One of the metabolites of cisatracurium via Hofmann elimination is laudanosine – see the atracurium page for further discussion of the issue regarding this metabolite. 80% of cisatracurium is metabolized eventually to laudanosine and 20% is metabolized hepatically or excreted really. 10-15% of the dose is excreted unchanged in the urine. Since Hofmann elimination is an organ-independent chemodegradative mechanism, there is little or no risk to the use of cisatracurium in patients with liver or renal disease when compared with other neuromuscular blocking agents. The two reverse ester linkages in the bridge between the two isoquinolinium groups make atracurium and cisatracurium poor targets for plasma cholinesterase, unlike mivacurium which has two conventional ester linkages.
A recent study showed that cisatracurium pretreatment effectively decreases the incidence and severity of pain induced by propofol general anaesthesia.
Cisatracurium besylate is generally used for maintaining muscle relaxing or facilitating the mechanical respiration; Since 1996 for the first time when this drug has entered into the market in the UK, foreign countries have gradually applied it to replace vecuronium and atracurium as the mainstream of clinical muscle relaxants.

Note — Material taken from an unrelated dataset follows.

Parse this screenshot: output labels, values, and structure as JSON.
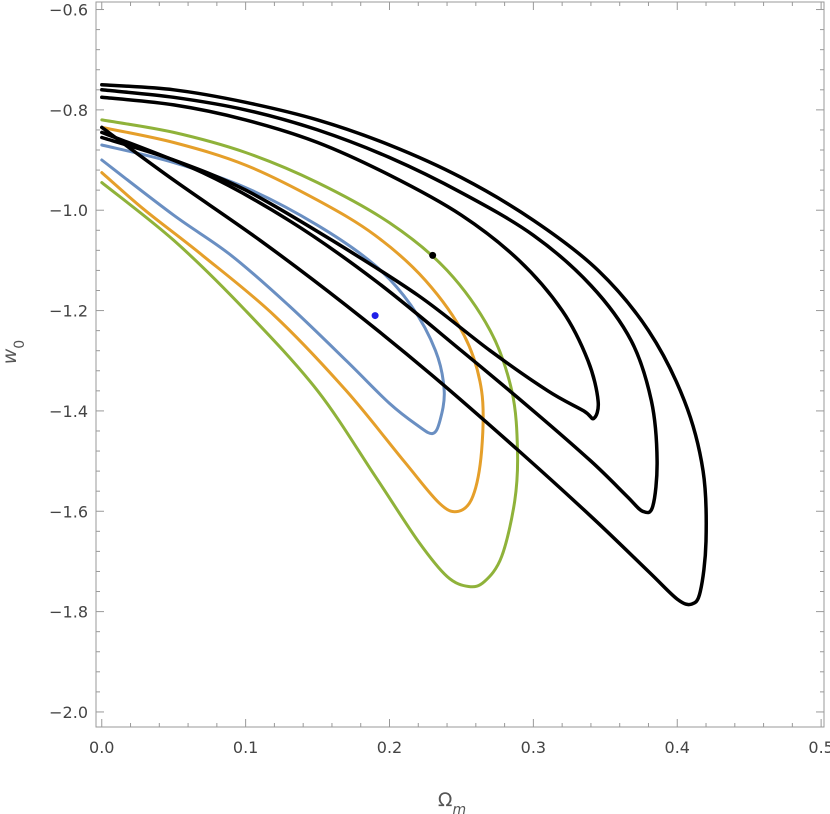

Cisatracurium besylate is about 3 times more potent than the mixture of atracurium isomers as a neuromuscular blocking agent and is used as a muscle relaxant for endotracheal intubation, to aid controlled ventilation, and in general anaesthesia.
As with other nondepolarizing neuromuscular blocking agents, the more profound the neuromuscular block at the time of reversal, the longer the time required for recovery of neuromuscular function. Compared to other neuromuscular blocking agents, it is intermediate in its onset and duration of action.